Cosby: Each can be a genius

By Diane Mastrull
Inquirer Staff Writer

GERALD S. WILLIAMS / Inquirer Staff Photographer

Lori Rohrbach had all the comforts of a suburban public school education. She sounds almost embarrassed by it.

"We had carpeted hallways," the 22-year-old Gilbertsville resident said with a quick roll of her eyes. "And four or five computer labs."

Odd as it sounds, it's why Rohrbach, a 2003 Boyertown High School graduate, wants to be a teacher - in a Philadelphia public school, preferably one in rough shape with students bearing rough edges.

"I think they deserve teachers who care," the Temple education major said.

That's why, instead of cooling off at a pool yesterday, Rohrbach was in the front row in Room 222 at Temple's Center City Campus yesterday, with notebook, pen and camera.

She was one of about 60 educators and soon-to-bes at a seminar on teaching in a violent community. The session was hosted by Temple's enthusiastic - and perhaps most famous - alumnus, Bill Cosby.

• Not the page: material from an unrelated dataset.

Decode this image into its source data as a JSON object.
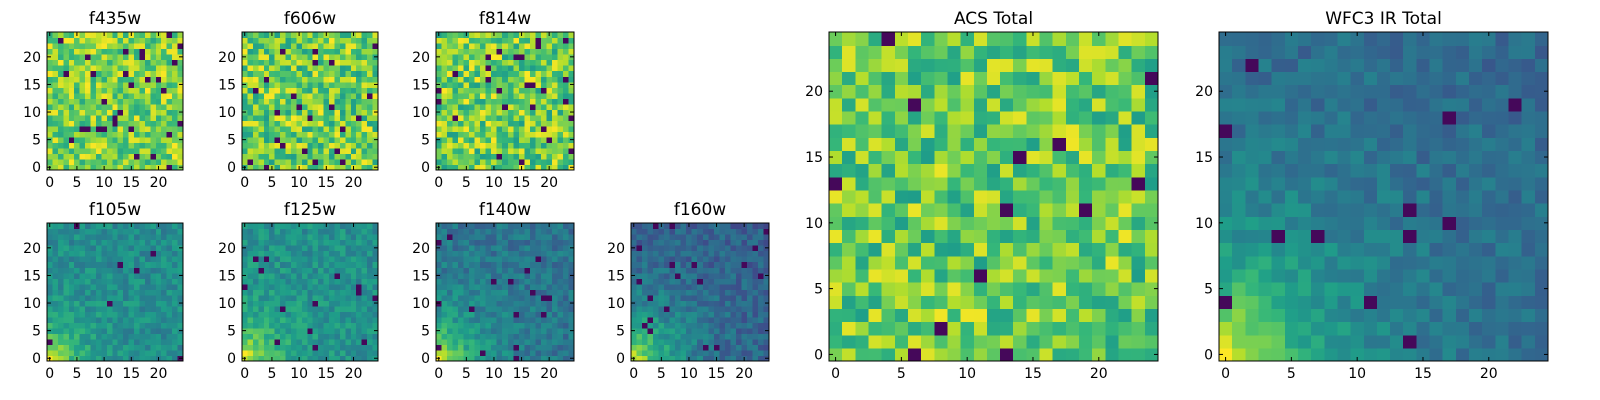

The backdrop could not have been more accommodating: the Philadelphia homicide tally for the year stood at 199 and the school district had just wrapped up an educational year fraught with violent eruptions in the schools, including an assault on a teacher who was left with a broken neck. Cosby's 27-year-old son, Ennis, who had aspired to teach special education after overcoming dyslexia, was shot and killed in January 1997 as he changed a tire on a Los Angeles roadside.

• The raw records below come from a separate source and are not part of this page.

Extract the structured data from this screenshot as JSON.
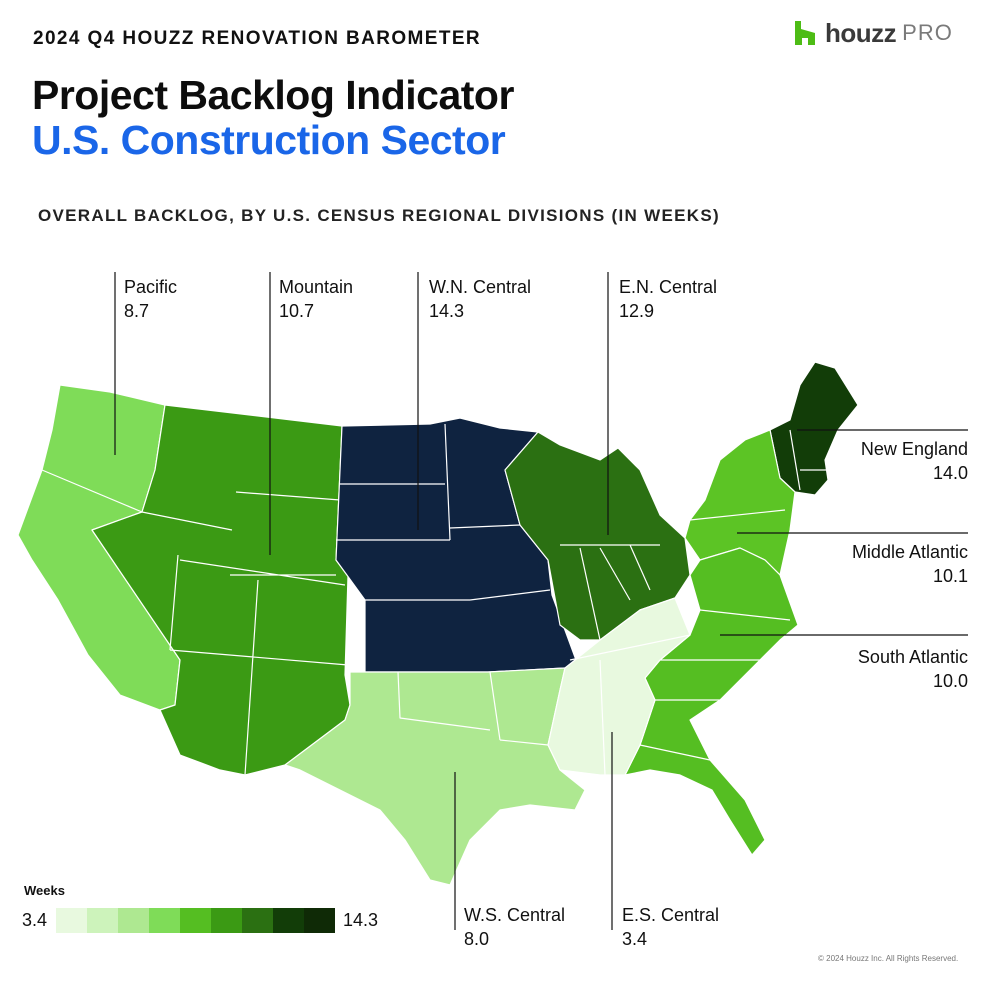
{
  "header": {
    "eyebrow": "2024 Q4 HOUZZ RENOVATION BAROMETER",
    "title": "Project Backlog Indicator",
    "subtitle": "U.S. Construction Sector",
    "section_title": "OVERALL BACKLOG, BY U.S. CENSUS REGIONAL DIVISIONS  (IN WEEKS)"
  },
  "logo": {
    "brand": "houzz",
    "suffix": "PRO",
    "icon": "houzz-logo-icon",
    "color": "#4dbc15"
  },
  "regions": [
    {
      "id": "pacific",
      "name": "Pacific",
      "value": "8.7",
      "color": "#7fdc58"
    },
    {
      "id": "mountain",
      "name": "Mountain",
      "value": "10.7",
      "color": "#3b9a14"
    },
    {
      "id": "wn-central",
      "name": "W.N. Central",
      "value": "14.3",
      "color": "#0f2340"
    },
    {
      "id": "en-central",
      "name": "E.N. Central",
      "value": "12.9",
      "color": "#2b7012"
    },
    {
      "id": "new-england",
      "name": "New England",
      "value": "14.0",
      "color": "#123d08"
    },
    {
      "id": "middle-atlantic",
      "name": "Middle Atlantic",
      "value": "10.1",
      "color": "#5cc425"
    },
    {
      "id": "south-atlantic",
      "name": "South Atlantic",
      "value": "10.0",
      "color": "#55be22"
    },
    {
      "id": "ws-central",
      "name": "W.S. Central",
      "value": "8.0",
      "color": "#aee891"
    },
    {
      "id": "es-central",
      "name": "E.S. Central",
      "value": "3.4",
      "color": "#e8f9df"
    }
  ],
  "legend": {
    "title": "Weeks",
    "min": "3.4",
    "max": "14.3",
    "swatches": [
      "#e8f9df",
      "#cdf3bb",
      "#aee891",
      "#7fdc58",
      "#55be22",
      "#3b9a14",
      "#2b7012",
      "#123d08",
      "#0f2a06"
    ]
  },
  "footer": {
    "copyright": "© 2024 Houzz Inc. All Rights Reserved."
  }
}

"This is a city where a conversation like this is timely and important," C. Kent McGuire, dean of Temple's College of Education, said in opening the two-hour session.

He was followed by Temple president Ann Weaver Hart, who referred to the city's "cycle of violence" as "a tremendous plague in our society."

It is important for Philadelphia teachers - or any for that matter - to understand that there are things that can be done to steer students away from threatening and feeling threatened, to achieve, a series of experts in education and adolescent violence told a room captivated as much by the topic as the celebrity who spoke with a mix of urgency and his famous comic ability.

In even the most troubled student, said Cosby, who has a doctorate in education, there is "genius."

"You have to find a way," he implored, "so that the genius comes out."

New teachers are not adequately prepared for the social challenges they face when they step into an urban classroom, Cosby said, and more programs such as Temple's are needed.

Robert Johnson, a professor of pediatrics and psychiatry and an expert on adolescent issues at the University of Medicine and Dentistry of New Jersey joined Cosby.

Based on 35 years of working with adolescents, especially in preventing violence, Johnson said he was confident about three things: that a child who shows violent tendencies at age 6 is far more likely to follow a path that leads to prison or worse than a child who first engages in violent behavior at 13; that a strong family relationship will help keep children away from violent behavior; and that the most important thing schools can do to decrease violent tendencies among students is to develop their reading skills.

"Regardless of what house they come out of, we can always make a change," Cosby told the audience.

Rohrbach took notes furiously, as though for an exam.

Her big test is at least five months away - when she expects to graduate and enter the world of teaching. None of what she heard yesterday dampened her enthusiasm.

"I'm not afraid," she said. "I still want to change the world."